The U.S. Open of Surfing was at Huntington Beach last week and finished on Sunday. Thankfully, the waves were decent. They weren't huge, and at the same time, not like a lake, either. 

What You Need To Know

  • Summer is best for south-facing breaks

  • Winter is best for north-facing breaks

  • Shadowing is a term used for landmasses that block swells

Huntington Beach is a great spot to hold the US Open of Surfing because it can break on swells from pretty much any direction... well, except an east swell, because that's where the land is.

It can even break on a southeast swell. I had a little trouble grasping that at first. My first thought was that there is no such thing as a southeast swell! A swell that develops as a result of a hurricane (or any strong tropical storm) off the Central American Pacific coast or Baja California can lead to a long-period southeast swell that breaks on Huntington Beach.

A swell's period, by the way, is the time it takes from one peak to the next peak to pass the same point. In general, the longer the period, the more powerful the swell is. A longer period swell can also travel farther.

Read more about swell periods here.

A hurricane can churn up a swell that travels northeast, passes Baja, and wraps around and hits Huntington Beach, which faces south.  

So, the big question is, which beaches have the best waves during which season? In general, south-facing beaches (also known as "breaks") do best on south swells.
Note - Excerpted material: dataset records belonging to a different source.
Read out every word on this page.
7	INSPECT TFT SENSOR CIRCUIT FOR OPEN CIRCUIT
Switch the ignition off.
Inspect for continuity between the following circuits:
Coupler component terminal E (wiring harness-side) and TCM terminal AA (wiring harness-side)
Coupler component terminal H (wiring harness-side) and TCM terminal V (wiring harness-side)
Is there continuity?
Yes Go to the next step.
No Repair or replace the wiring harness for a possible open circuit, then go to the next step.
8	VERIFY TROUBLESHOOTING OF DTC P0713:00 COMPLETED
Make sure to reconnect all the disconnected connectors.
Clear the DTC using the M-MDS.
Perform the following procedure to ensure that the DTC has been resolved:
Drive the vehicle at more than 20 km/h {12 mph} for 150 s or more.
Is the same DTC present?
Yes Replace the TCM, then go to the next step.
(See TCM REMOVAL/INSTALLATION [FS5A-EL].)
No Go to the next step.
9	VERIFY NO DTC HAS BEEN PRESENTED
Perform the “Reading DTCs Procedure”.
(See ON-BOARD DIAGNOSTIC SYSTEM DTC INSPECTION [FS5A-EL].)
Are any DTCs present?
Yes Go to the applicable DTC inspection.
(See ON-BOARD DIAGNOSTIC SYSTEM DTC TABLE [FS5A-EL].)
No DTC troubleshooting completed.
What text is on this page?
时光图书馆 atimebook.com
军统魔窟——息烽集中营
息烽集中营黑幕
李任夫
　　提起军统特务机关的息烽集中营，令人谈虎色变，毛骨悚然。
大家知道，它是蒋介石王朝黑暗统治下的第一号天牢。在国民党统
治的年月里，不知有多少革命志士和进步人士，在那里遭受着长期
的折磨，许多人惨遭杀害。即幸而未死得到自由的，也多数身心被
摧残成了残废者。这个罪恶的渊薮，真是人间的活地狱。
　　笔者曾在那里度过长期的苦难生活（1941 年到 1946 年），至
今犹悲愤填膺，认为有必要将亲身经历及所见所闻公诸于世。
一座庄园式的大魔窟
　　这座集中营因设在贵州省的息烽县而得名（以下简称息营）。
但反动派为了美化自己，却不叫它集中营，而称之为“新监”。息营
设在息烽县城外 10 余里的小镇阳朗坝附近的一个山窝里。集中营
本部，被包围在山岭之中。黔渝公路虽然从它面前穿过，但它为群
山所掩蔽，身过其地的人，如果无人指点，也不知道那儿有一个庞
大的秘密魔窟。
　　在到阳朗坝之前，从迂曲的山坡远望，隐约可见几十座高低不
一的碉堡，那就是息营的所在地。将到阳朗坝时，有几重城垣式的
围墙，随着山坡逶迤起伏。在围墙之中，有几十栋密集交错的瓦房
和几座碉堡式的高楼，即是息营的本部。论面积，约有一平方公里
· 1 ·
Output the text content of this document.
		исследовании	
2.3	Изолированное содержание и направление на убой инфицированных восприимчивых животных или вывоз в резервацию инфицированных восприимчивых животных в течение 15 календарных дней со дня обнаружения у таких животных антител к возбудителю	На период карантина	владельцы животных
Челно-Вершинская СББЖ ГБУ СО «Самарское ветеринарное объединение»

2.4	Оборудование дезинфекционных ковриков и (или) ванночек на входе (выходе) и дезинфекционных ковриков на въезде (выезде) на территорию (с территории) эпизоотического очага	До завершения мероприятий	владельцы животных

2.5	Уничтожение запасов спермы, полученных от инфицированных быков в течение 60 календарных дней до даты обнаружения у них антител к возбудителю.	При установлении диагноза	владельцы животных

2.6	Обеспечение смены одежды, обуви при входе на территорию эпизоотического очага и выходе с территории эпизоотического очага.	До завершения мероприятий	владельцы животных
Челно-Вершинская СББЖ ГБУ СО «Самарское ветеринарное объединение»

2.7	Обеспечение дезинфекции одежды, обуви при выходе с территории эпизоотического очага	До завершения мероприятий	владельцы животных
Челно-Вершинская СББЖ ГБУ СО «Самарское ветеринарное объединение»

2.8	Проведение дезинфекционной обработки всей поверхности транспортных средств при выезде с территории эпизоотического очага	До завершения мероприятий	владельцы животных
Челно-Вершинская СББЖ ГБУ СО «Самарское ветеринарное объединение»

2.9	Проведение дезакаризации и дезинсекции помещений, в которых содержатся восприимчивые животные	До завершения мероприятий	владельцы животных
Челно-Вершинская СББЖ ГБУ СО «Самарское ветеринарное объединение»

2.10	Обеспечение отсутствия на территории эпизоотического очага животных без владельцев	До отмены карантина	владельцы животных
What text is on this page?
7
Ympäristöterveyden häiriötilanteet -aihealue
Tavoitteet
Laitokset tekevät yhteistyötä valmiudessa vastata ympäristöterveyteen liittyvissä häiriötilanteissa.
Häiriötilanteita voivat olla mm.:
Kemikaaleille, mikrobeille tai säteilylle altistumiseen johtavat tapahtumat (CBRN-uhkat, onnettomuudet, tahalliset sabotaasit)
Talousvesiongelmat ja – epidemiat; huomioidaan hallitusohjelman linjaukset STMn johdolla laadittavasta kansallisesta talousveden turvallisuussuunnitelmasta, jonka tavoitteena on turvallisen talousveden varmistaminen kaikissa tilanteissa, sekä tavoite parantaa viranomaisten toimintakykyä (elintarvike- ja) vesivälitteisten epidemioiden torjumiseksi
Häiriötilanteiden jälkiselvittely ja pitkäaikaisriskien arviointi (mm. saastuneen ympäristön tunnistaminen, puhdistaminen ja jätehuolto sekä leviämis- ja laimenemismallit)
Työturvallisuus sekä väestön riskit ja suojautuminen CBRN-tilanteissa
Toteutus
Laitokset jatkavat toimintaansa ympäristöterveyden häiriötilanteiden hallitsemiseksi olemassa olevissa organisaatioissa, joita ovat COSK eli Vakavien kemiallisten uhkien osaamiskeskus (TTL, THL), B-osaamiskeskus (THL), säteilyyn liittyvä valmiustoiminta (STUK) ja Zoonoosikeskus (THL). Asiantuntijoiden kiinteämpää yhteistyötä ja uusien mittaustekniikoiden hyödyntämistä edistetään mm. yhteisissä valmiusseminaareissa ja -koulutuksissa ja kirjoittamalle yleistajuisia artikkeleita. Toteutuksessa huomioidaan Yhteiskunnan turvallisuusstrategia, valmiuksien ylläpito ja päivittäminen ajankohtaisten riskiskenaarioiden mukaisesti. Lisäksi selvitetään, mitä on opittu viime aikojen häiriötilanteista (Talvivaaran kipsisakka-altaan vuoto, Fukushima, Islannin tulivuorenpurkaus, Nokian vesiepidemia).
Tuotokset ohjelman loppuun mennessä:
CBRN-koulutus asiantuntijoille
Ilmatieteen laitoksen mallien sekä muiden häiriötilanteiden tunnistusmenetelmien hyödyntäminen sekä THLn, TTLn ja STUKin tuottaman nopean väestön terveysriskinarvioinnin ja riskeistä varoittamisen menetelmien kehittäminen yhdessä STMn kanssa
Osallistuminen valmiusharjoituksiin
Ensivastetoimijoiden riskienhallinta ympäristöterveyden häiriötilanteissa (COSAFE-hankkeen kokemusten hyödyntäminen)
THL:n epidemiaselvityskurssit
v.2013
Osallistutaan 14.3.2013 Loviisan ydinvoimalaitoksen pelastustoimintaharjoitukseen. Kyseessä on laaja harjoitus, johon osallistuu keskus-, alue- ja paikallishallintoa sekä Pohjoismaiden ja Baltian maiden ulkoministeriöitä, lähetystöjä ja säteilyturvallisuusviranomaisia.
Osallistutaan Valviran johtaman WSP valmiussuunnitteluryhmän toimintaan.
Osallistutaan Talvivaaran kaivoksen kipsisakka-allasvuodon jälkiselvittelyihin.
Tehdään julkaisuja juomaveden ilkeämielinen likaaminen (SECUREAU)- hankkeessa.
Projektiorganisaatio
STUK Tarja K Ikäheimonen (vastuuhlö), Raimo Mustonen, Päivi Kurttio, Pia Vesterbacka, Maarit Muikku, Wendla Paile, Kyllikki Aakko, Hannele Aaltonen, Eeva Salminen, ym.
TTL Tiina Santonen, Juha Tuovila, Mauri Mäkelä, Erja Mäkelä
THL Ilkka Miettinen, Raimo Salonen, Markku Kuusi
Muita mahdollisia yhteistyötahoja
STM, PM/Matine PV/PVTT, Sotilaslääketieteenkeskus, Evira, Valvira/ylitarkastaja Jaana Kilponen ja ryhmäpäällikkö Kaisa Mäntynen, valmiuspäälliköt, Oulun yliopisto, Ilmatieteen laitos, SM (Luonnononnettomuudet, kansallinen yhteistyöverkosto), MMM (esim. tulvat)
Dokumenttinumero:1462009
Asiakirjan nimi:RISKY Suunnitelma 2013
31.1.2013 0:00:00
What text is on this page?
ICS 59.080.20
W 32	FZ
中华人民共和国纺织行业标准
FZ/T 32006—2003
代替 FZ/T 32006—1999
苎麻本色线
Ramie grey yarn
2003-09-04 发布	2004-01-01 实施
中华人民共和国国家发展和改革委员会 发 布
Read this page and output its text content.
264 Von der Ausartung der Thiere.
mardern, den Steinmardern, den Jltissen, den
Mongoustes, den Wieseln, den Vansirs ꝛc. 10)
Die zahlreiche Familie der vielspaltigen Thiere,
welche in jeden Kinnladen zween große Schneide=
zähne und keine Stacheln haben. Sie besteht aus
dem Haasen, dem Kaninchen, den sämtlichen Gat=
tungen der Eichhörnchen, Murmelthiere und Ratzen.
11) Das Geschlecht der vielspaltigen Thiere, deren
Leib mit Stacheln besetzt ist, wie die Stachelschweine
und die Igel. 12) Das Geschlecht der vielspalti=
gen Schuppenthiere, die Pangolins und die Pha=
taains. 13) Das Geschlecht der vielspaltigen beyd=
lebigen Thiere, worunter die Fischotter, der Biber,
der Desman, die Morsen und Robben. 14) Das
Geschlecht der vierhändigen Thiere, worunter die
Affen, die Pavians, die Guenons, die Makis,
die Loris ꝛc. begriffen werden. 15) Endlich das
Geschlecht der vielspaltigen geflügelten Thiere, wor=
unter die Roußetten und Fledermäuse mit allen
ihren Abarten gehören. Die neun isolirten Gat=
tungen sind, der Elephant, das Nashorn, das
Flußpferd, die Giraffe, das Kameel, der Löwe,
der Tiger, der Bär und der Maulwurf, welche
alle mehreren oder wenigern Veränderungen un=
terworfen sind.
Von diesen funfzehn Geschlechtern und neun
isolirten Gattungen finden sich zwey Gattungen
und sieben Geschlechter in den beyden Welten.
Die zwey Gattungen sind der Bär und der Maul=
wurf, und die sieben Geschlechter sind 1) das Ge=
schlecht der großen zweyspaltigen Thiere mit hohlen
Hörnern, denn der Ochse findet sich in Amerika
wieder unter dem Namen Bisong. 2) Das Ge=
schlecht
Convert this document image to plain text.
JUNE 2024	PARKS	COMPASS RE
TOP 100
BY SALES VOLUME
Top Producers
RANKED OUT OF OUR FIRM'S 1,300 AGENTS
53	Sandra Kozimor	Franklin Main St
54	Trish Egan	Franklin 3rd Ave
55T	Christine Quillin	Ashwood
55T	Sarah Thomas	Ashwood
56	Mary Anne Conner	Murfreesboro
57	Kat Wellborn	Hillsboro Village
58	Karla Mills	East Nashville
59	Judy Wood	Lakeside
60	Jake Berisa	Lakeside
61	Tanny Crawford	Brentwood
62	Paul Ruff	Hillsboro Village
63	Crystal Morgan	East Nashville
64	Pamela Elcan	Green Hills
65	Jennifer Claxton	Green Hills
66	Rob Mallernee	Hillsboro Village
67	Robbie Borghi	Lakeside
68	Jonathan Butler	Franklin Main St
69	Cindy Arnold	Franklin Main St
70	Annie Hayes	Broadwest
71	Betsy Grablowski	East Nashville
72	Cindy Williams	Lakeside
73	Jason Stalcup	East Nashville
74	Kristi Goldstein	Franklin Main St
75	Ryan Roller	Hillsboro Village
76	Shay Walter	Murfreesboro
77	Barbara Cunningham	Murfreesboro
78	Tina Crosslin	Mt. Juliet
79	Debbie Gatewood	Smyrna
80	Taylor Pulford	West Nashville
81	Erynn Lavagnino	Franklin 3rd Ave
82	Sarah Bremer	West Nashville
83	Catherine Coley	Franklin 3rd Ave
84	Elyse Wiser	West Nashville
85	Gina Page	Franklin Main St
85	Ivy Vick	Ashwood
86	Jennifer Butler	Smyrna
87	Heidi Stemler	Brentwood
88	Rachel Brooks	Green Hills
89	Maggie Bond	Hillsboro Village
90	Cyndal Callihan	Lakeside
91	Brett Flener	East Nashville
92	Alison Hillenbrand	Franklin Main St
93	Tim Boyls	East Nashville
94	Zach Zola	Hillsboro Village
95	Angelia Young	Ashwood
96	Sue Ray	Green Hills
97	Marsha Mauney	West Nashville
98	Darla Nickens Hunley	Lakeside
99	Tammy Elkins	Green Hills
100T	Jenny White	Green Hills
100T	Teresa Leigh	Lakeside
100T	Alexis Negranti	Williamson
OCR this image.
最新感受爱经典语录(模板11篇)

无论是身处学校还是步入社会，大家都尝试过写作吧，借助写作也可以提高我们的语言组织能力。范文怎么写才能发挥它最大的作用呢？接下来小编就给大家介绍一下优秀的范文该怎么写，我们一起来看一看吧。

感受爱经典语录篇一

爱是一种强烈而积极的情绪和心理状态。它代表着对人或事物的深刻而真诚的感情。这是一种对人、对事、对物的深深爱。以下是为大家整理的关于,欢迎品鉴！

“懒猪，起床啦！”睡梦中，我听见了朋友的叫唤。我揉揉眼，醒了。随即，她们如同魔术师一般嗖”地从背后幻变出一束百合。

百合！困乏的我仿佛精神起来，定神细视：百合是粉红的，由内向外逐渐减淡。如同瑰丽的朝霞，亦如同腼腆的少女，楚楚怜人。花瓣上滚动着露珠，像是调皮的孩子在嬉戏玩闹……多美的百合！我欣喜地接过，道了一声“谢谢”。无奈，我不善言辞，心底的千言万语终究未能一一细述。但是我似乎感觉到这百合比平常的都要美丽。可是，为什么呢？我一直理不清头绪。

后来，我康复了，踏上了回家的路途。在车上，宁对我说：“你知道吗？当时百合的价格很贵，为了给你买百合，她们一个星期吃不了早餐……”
North-facing breaks do best on north swells.

South-facing beaches like Huntington Beach do well all year long for a couple of reasons.

In summer, hurricanes in the tropical Pacific can deliver great swells to most of Orange County's south-facing beaches.

Also, this is the Southern Hemisphere's winter. Powerful winter storms in the South Pacific can generate long-period swells that bring big waves to SoCal's south-facing beaches.

Huntington Beach and other southwest-facing beaches catch winter swells that form off the coast of Siberia and traverse the Pacific because of their long periods created by powerful winter storms.

North-facing beaches do best in the winter. Deep areas of low pressure produce strong storms in the Gulf of Alaska. These produce strong winds for long periods of time as they form in the Gulf of Alaska and travel to California. These storms produce big, long-period swells. 

Pretty much all breaks do well on west swells. That is, unless there is something that gets in the way of a swell.

Shadowing can block swells

According to, shadowing is a term used to describe a break that is blocked by an island or a landmass. Point Conception can block a lot of wintertime north swells from producing waves in SoCal.

In the image below, notice that the waves (dark blue) are half the size of the waves (light blue) north of Point Conception. These waves are being generated by a storm off the coast of British Columbia.

The opposite is true for the Channel Islands. Santa Barbara is in the "shadow" of the Channel Islands. So, in summer, the Santa Barbara coast doesn't do so well when it comes to waves.

So, maybe you have a favorite spot that only breaks during a particular season. The good news is that you don't have to travel too far to catch a good wave any time of year in SoCal!